The COVID-19 crisis has reportedly tested healthcare systems around the world. Access to a vaccine against COVID-19 has stabilized the situation day by day. However, screening with large-scale population-based nucleic acid testing for new coronaviruses has had to continue in order to detect positive cases and thus break the chain of possible virus transmission. Therefore, scientists must investigate new technologies to reduce the time and cost of diagnostic testing so that it can be performed on a large scale in a convenient, effective and economical manner. In the framework of the Interspeech 2021 International Congress, a research group presented the system to the Cough Sound Track of the Diagnosis Using Acoustics COVID-19 (DiCOVA) Challenge. The article related to their contribution has been accepted for inclusion in the Interspeech Scientific Program.
The research was led by UPF audiovisual systems engineering alumni, researchers Adrià Mallol and Helena Cuesta from the University of Augsburg (Germany), with the participation of Emilia Gómez (European Commission Joint Research Centre), both members of the Music Technology Research Group (MTG) of the UPF Department of Information and Communication Technologies (DTIC), and researcher Björn Schuller from the University of Augsburg and Imperial College London (UK).
Previous AI-based systems have proven effective in detecting coughing and sneezing and identifying respiratory abnormalities. Artificial intelligence has also been used in mental health to identify patients with depression or post-traumatic stress disorder.
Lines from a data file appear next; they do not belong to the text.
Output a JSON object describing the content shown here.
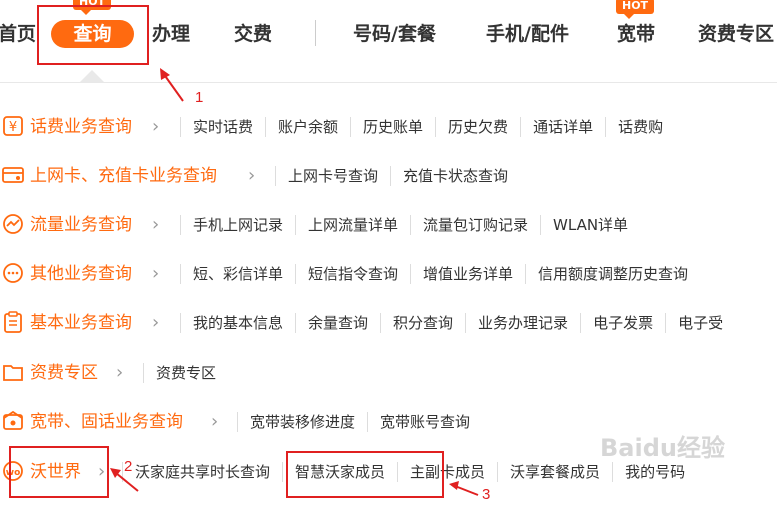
{
  "nav": {
    "items": [
      {
        "label": "首页"
      },
      {
        "label": "查询"
      },
      {
        "label": "办理"
      },
      {
        "label": "交费"
      },
      {
        "label": "号码/套餐"
      },
      {
        "label": "手机/配件"
      },
      {
        "label": "宽带"
      },
      {
        "label": "资费专区"
      }
    ],
    "hot_badge": "HOT",
    "accent": "#ff6a10"
  },
  "categories": [
    {
      "title": "话费业务查询",
      "icon": "yuan-icon",
      "links": [
        "实时话费",
        "账户余额",
        "历史账单",
        "历史欠费",
        "通话详单",
        "话费购"
      ]
    },
    {
      "title": "上网卡、充值卡业务查询",
      "icon": "card-icon",
      "links": [
        "上网卡号查询",
        "充值卡状态查询"
      ]
    },
    {
      "title": "流量业务查询",
      "icon": "traffic-icon",
      "links": [
        "手机上网记录",
        "上网流量详单",
        "流量包订购记录",
        "WLAN详单"
      ]
    },
    {
      "title": "其他业务查询",
      "icon": "chat-icon",
      "links": [
        "短、彩信详单",
        "短信指令查询",
        "增值业务详单",
        "信用额度调整历史查询"
      ]
    },
    {
      "title": "基本业务查询",
      "icon": "clipboard-icon",
      "links": [
        "我的基本信息",
        "余量查询",
        "积分查询",
        "业务办理记录",
        "电子发票",
        "电子受"
      ]
    },
    {
      "title": "资费专区",
      "icon": "folder-icon",
      "links": [
        "资费专区"
      ]
    },
    {
      "title": "宽带、固话业务查询",
      "icon": "broadband-icon",
      "links": [
        "宽带装移修进度",
        "宽带账号查询"
      ]
    },
    {
      "title": "沃世界",
      "icon": "wo-icon",
      "links": [
        "沃家庭共享时长查询",
        "智慧沃家成员",
        "主副卡成员",
        "沃享套餐成员",
        "我的号码"
      ]
    }
  ],
  "annotations": [
    "1",
    "2",
    "3"
  ],
  "watermark": "Baidu经验"
}
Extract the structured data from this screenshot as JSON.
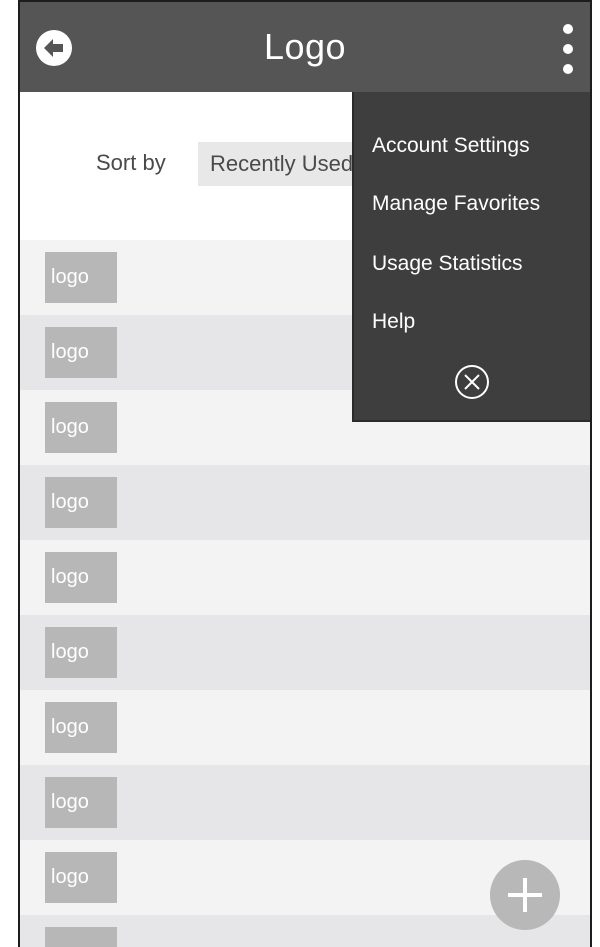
{
  "header": {
    "title": "Logo",
    "back_icon": "arrow-left-circle-icon",
    "more_icon": "kebab-menu-icon"
  },
  "sort": {
    "label": "Sort by",
    "selected": "Recently Used"
  },
  "list": {
    "items": [
      {
        "logo_text": "logo"
      },
      {
        "logo_text": "logo"
      },
      {
        "logo_text": "logo"
      },
      {
        "logo_text": "logo"
      },
      {
        "logo_text": "logo"
      },
      {
        "logo_text": "logo"
      },
      {
        "logo_text": "logo"
      },
      {
        "logo_text": "logo"
      },
      {
        "logo_text": "logo"
      },
      {
        "logo_text": ""
      }
    ]
  },
  "menu": {
    "items": [
      {
        "label": "Account Settings"
      },
      {
        "label": "Manage Favorites"
      },
      {
        "label": "Usage Statistics"
      },
      {
        "label": "Help"
      }
    ],
    "close_icon": "close-circle-icon"
  },
  "fab": {
    "icon": "plus-icon"
  },
  "colors": {
    "appbar": "#555555",
    "menu": "#3e3e3e",
    "row_light": "#f3f3f4",
    "row_dark": "#e6e6e8",
    "logo_box": "#b7b7b7"
  }
}
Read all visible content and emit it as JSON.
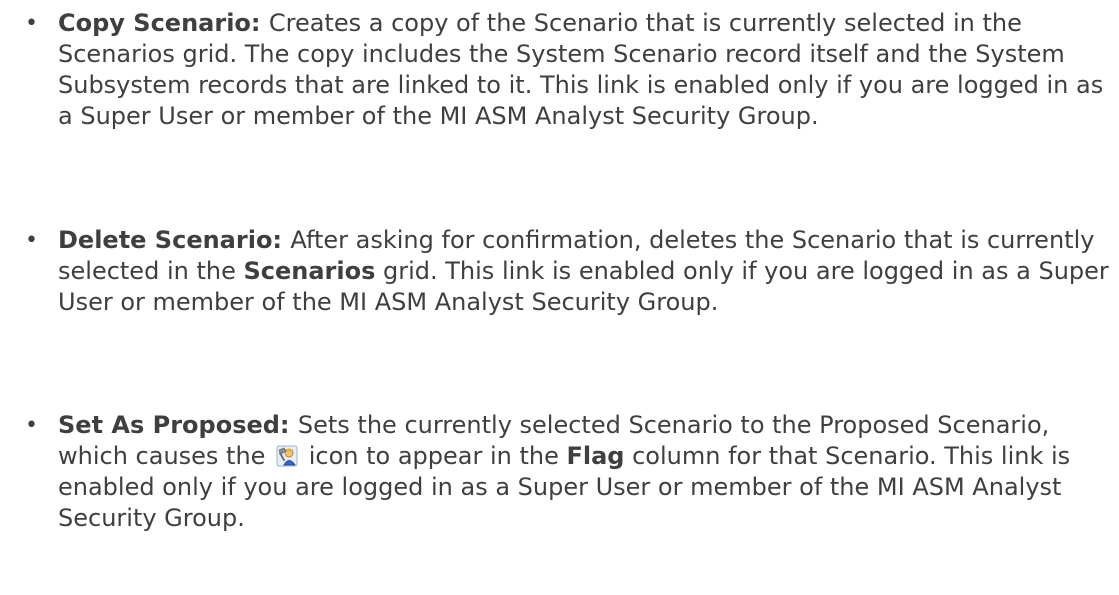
{
  "items": [
    {
      "term": "Copy Scenario:",
      "text": "Creates a copy of the Scenario that is currently selected in the Scenarios grid. The copy includes the System Scenario record itself and the System Subsystem records that are linked to it.  This link is enabled only if you are logged in as a Super User or member of the MI ASM Analyst Security Group."
    },
    {
      "term": "Delete Scenario:",
      "text_before": "After asking for confirmation, deletes the Scenario that is currently selected in the ",
      "bold_word": "Scenarios",
      "text_after": " grid.  This link is enabled only if you are logged in as a Super User or member of the MI ASM Analyst Security Group."
    },
    {
      "term": "Set As Proposed:",
      "text_before": "Sets the currently selected Scenario to the Proposed Scenario, which causes the ",
      "icon": "proposed-scenario-flag-icon",
      "text_middle": " icon to appear in the ",
      "bold_word": "Flag",
      "text_after": " column for that Scenario.  This link is enabled only if you are logged in as a Super User or member of the MI ASM Analyst Security Group."
    }
  ],
  "bullet_char": "•"
}
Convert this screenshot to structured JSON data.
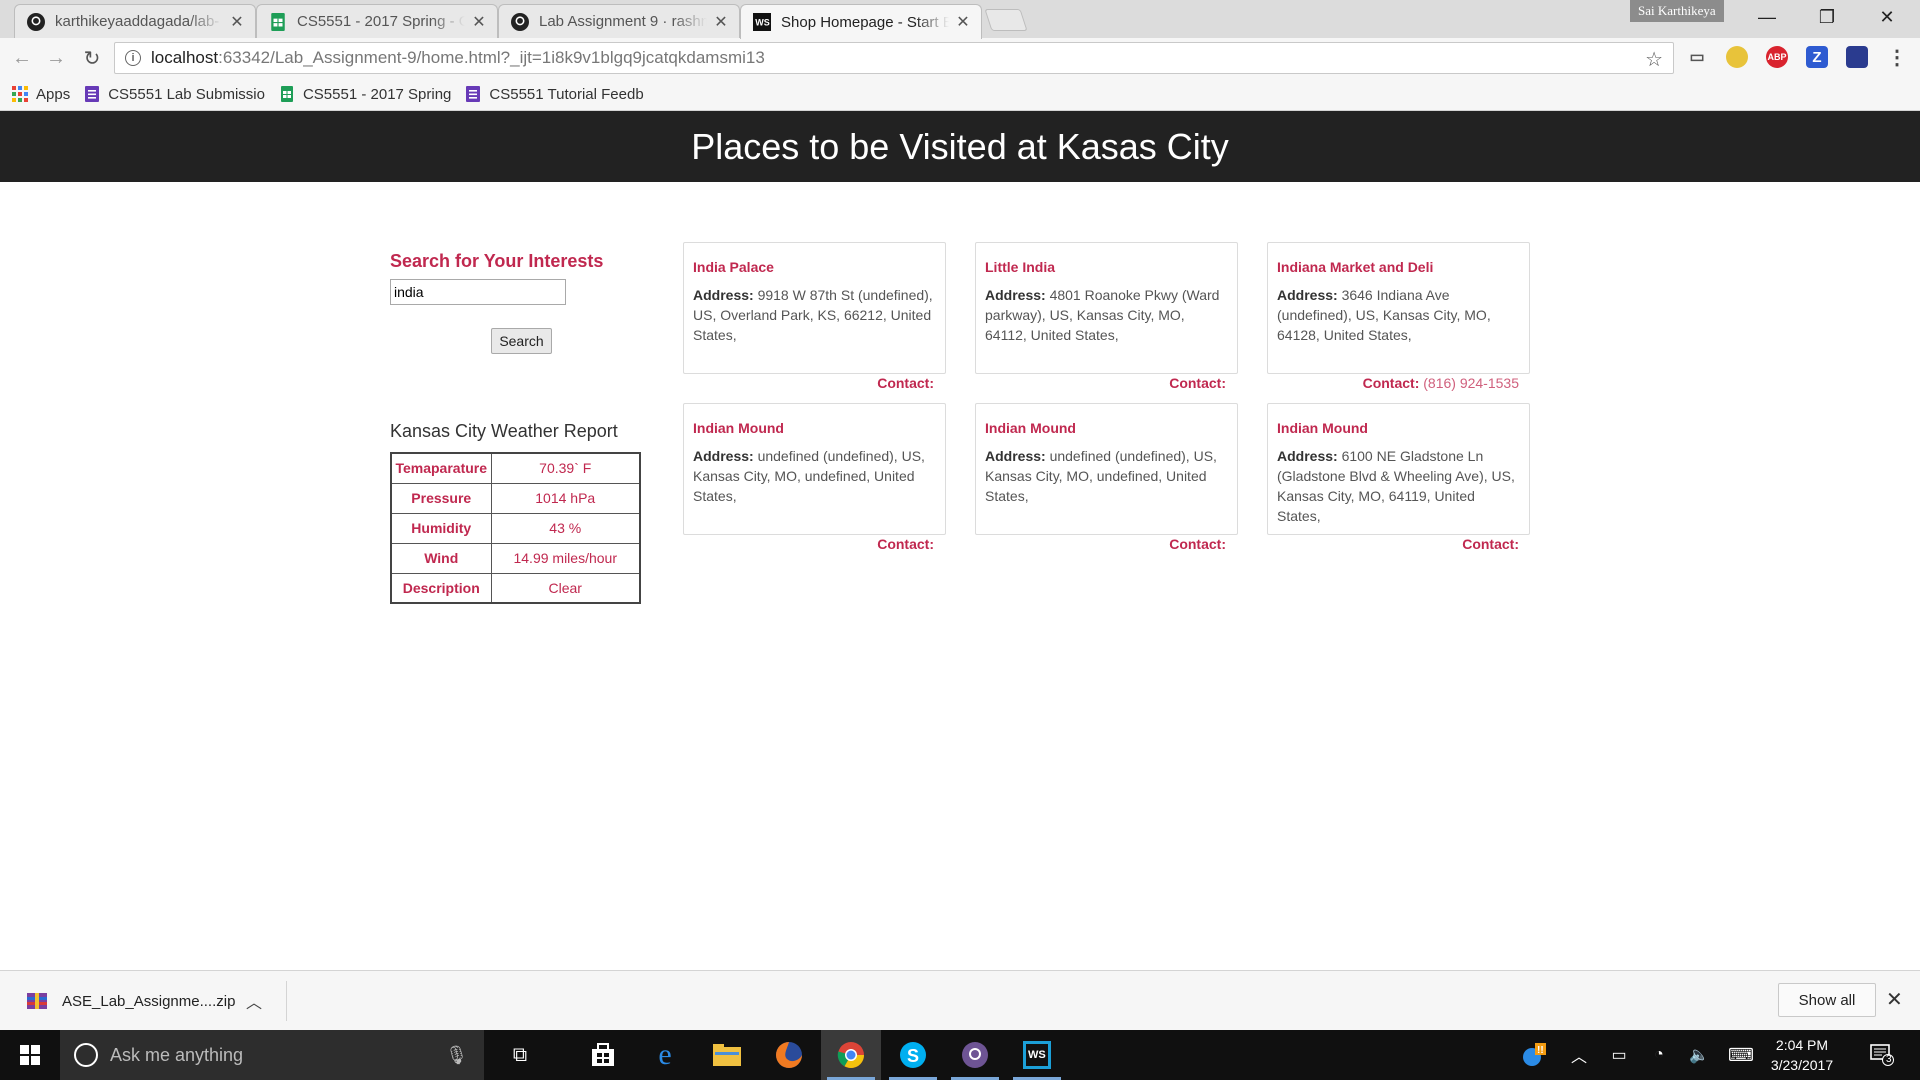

Following the advances in digital health. “Inspired by these studies and based on the respiratory diseases caused by COVID-19, we set ourselves the challenge of investigating whether artificial intelligence techniques could detect diseases related to this virus through automated cough analysis,” explained Helena Cuesta, a member of the research team.
Cough signals altered in patients who tested positive for COVID-19
In this paper, the authors studied two different neural network architectures, but with a common structure: the first block processes the input spectrogram and extracts a set of embedded features, and the second block classifies patients based on whether these features correspond to patients who test positive for COVID-19 or healthy patients.
“Our model uses the spectrogram, a time-frequency representation of the audio signal, as an input.”
The first step is to pre-process the input data. In general, the database recordings contain various coughs, separated by silences (the typical pattern when we cough). “In order to keep only the part of the recording that contains relevant information, i.e. coughs, we use a signal energy-based sound activity detector (SAD),” Cuesta explains. After filtering this data, the next step is to extract the features and subsequently segment them. “Our model uses a spectrogram, a time-frequency representation of the audio signal, as input.” She adds, “First, we calculate the spectrogram for each recording in the database and then segment it into one-second segments of each.”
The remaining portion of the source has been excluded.